In a significant move to bolster clean technology and energy transition in Indonesia, the Australian federal government has pledged a $50 million investment in Indonesian startups and small to medium-sized enterprises (SMEs). The investment falls under the Australia-Indonesia Climate and Infrastructure Partnership, a $200 million initiative unveiled last year, which aims to support clean energy, climate technology, and climate change projects in Indonesia, including carbon capture and storage and green energy smelters.
The partnership seeks to attract private sector capital to climate finance in Indonesia, with the government anticipating that each $1 invested would attract an additional $3 of private capital, fostering greater sustainability efforts in the country.
During a bilateral meeting between Australian Prime Minister Anthony Albanese and Indonesian President Joko Wododo, held during the latter’s three-day visit to Australia, both leaders discussed ways to strengthen collaboration in the electric vehicle (EV) supply chain. President Wododo expressed Indonesia’s ambition to become a global leader in EV manufacturing and sought to deepen joint efforts in battery and electric vehicle production. While no formal agreement has been signed yet, the discussions signal a potential pathway for enhanced cooperation in this critical domain.
Additionally, the Australian government-owned Export Finance Australia will establish a US$200 million capital financing facility for energy transition projects in partnership with PT Perusahaan Listrik Negara, the Indonesian government-owned energy company.
The leaders also welcomed a critical minerals investment plan of action between the Western Australian government and Indonesia’s Chamber of Commerce and Industry, aiming to develop resilient and sustainable supply chains, prioritize environmental and social governance, and cultivate a skilled workforce.
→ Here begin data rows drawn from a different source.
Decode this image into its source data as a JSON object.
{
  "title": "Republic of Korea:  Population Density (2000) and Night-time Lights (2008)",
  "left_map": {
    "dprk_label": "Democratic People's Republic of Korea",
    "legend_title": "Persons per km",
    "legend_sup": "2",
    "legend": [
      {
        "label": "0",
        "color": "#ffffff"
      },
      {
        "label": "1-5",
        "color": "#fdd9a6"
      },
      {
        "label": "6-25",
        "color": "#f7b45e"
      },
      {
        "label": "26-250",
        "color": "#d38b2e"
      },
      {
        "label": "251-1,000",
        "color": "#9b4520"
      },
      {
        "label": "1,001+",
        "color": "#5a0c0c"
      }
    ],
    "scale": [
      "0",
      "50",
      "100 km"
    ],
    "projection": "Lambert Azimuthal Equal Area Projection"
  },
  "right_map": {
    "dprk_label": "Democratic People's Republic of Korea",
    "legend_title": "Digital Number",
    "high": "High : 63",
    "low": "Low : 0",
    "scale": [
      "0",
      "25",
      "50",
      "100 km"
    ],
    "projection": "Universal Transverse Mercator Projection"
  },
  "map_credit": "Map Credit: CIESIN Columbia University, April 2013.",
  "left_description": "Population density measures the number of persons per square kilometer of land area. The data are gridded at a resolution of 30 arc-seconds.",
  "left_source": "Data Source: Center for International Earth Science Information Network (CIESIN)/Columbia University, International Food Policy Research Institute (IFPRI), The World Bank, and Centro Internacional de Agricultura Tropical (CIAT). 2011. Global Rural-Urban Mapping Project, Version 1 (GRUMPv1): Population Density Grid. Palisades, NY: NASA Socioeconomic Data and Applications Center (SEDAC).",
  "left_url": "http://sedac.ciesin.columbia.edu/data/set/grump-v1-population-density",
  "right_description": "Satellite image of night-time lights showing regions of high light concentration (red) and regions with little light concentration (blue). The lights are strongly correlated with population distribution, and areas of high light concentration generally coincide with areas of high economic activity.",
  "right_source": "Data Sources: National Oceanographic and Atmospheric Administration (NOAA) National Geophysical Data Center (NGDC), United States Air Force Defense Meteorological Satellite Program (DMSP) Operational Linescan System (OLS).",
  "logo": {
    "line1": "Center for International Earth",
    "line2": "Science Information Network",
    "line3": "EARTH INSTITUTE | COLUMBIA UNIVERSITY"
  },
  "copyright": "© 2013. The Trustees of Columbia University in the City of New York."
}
Moreover, the Australian Prime Minister announced that three Australian universities – Western Sydney University, Deakin University, and Central Queensland University – would set up campuses in Indonesia, furthering educational and research collaboration between the two countries.
As part of the bilateral agreements, Australia would extend the duration of business visas for Indonesians from three to five years and offer eligibility for the frequent traveler visa, granting a 10-year visa validity.
Wednesday marked the third anniversary of the Australia-Indonesia free trade agreement, with the bilateral trade in goods and services reaching $23.3 billion in 2022.
President Widodo is scheduled to visit Australia again in March 2024 during the ASEAN Summit hosted by Australia, fostering ongoing diplomatic and economic cooperation between the two neighboring nations.